Nous jouissons de nos jours d’un chanteur & d’une chanteuse qui ont porté le goût, la précision, l’expression, & la légereté du chant, à un point de perfection qu’avant eux on n’avoit ni prévû ni crû possible. L’art leur est redevable de ses plus grands progrès ; car c’est sans doute aux possibilités que M. Rameau a pressenties dans leurs voix flexibles & brillantes, que l’opéra doit ces morceaux saillans, dont cet illustre compositeur a enrichi le chant François.
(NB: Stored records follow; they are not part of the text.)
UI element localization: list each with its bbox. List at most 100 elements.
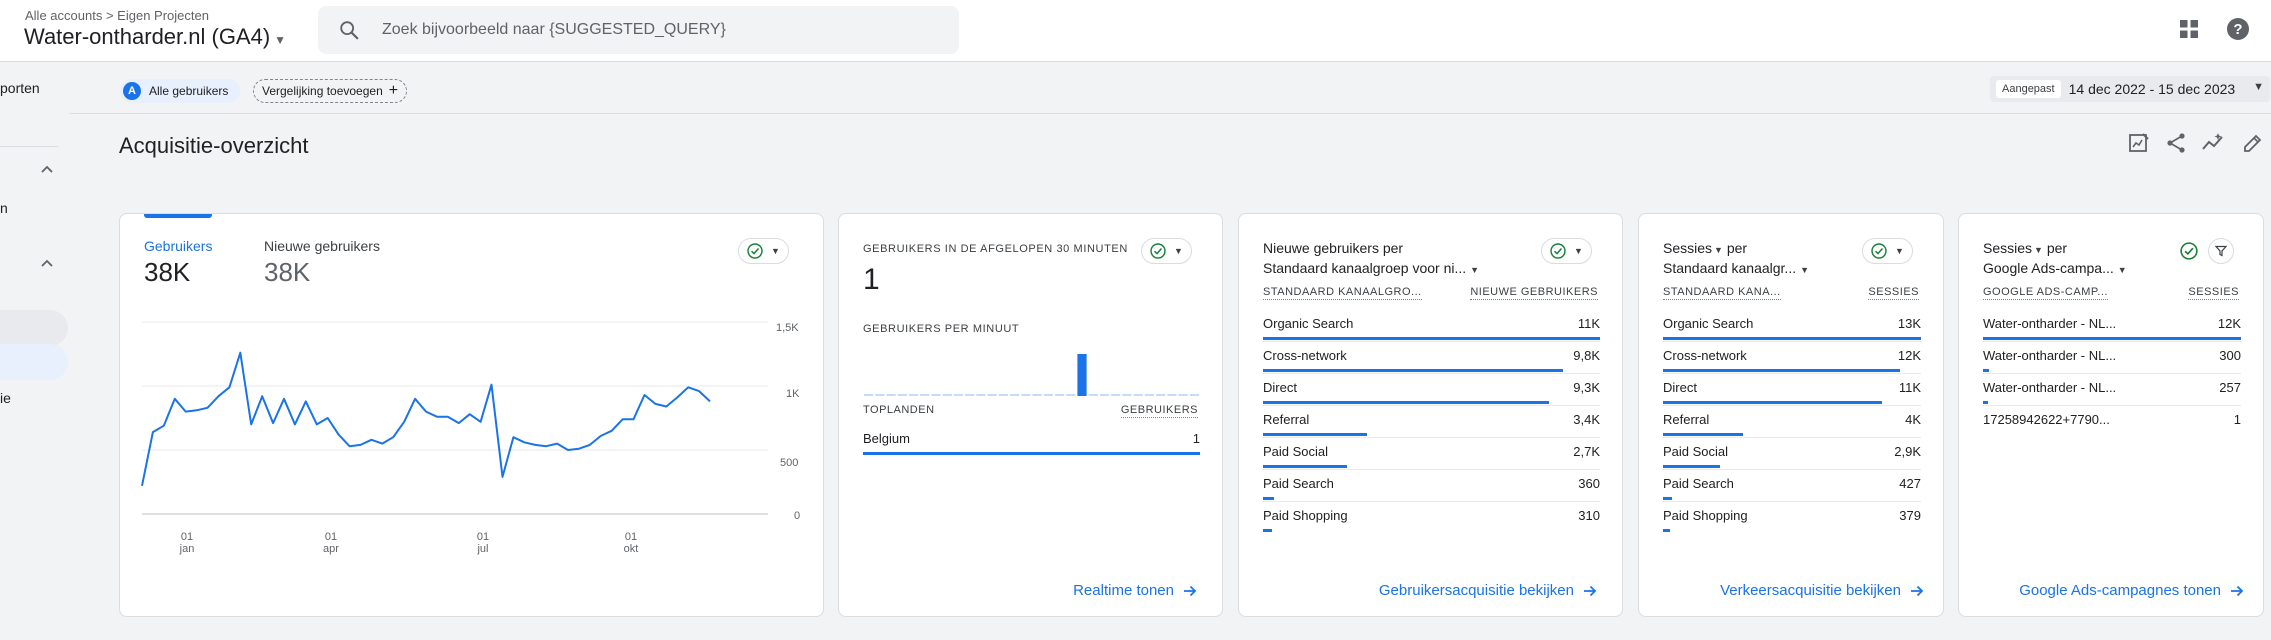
insights-icon[interactable] (2201, 131, 2225, 155)
filter-button[interactable] (2208, 238, 2234, 264)
date-range-picker[interactable]: Aangepast 14 dec 2022 - 15 dec 2023 ▼ (1990, 76, 2270, 102)
dimension-dropdown[interactable]: Standaard kanaalgroep voor ni... ▼ (1263, 258, 1479, 280)
table-row[interactable]: Paid Search 427 (1663, 470, 1921, 502)
data-quality-dropdown[interactable]: ▼ (1541, 238, 1592, 264)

Les petits Musiciens se sont d’abord élevés contre ; plusieurs admirateurs du chant ancien, parce qu’ils n’en connoissoient point d’autre, ont été revoltés, en voyant adapter une partie des traits difficiles & brillans des Italiens, à une langue qu’on n’en croyoit pas susceptible ; des gens d’un esprit étroit, que toutes les nouveautés allarment, & qui pensent orgueilleusement que l’étendue très-bornée de leurs connoissances est le nec plus ultrà des efforts de l’art, ont tremblé pour le goût de la nation. Elle a ri de leurs craintes, & dédaigné leurs foibles cris : entraînée par le plaisir, elle a écouté avec transport, & son enthousiasme a partagé ses applaudissemens entre le compositeur & les exécutans. Les talens des Rameau, des Jeliote, & des Fel, sont bien dignes en effet d’être unis ensemble. Il y a apparence que la postérité ne s’entretiendra guere du premier, sans parler des deux autres. Voyez Exécution.

En conformité des lettres-parentes du 28 Juin 1669, par lesquelles l’académie royale de Musique a été créée, & des nouvelles lettres données le mois de Mars 1671, les chanteurs & chanteuses de l’opéra ne dérogent point. Lorsqu’ils sont d’extraction noble, ils continuent à jouir des priviléges & de tous les droits de la noblesse. Voyez Danseur.

Les chanteurs & les chanteuses qui exécutent les concerts chez le Roi & chez la Reine, sont appellés ordinaires de la Musique de la chambre du Roi. Lorsque Louis XIV. donnoit des fêtes sur l’eau, il disoit, avant qu’on commençât le concert : je permets à mes Musiciens de se couvrir, mais seulement à ceux qui chantent.

Il y a à la chapelle du Roi plusieurs castrati qu’on tire de bonne heure des écoles d’Italie, & qui chantent dans les motets les parties de dessus. Louis XIV. avoit des bontés particulieres pour eux ; il leur permettoit la chasse dans ses capitaineries, & leur parloit quelquefois avec humanité. Ce grand roi prenoit plaisir à consoler ces malheureux de la barbarie de leurs peres. Voyez Castrati, Chant, Chantre, Exécution, Opéra. (B)

Chanteur, (oiseau.) voyez Roitelet.

CHANTIÉES, (Jurispruden.) voyez ci-devant Chantelage.

* CHANTIER s. m. ce mot a plusieurs acceptions, dont quelques-unes n’ont aucun rapport avec les autres.

Les Menuisiers, les Charpentiers, les Constructeurs de vaisseaux, les Marchands de bois, les Constructeurs de trains, les Cordiers, les Tonneliers, &c. ont leurs chantiers.

Chantier, terme de Marine, est l’endroit où l’on construit un vaisseau. On dit un chantier de construction ; mettre un vaisseau sur le chantier ; l’ôter du chantier, &c.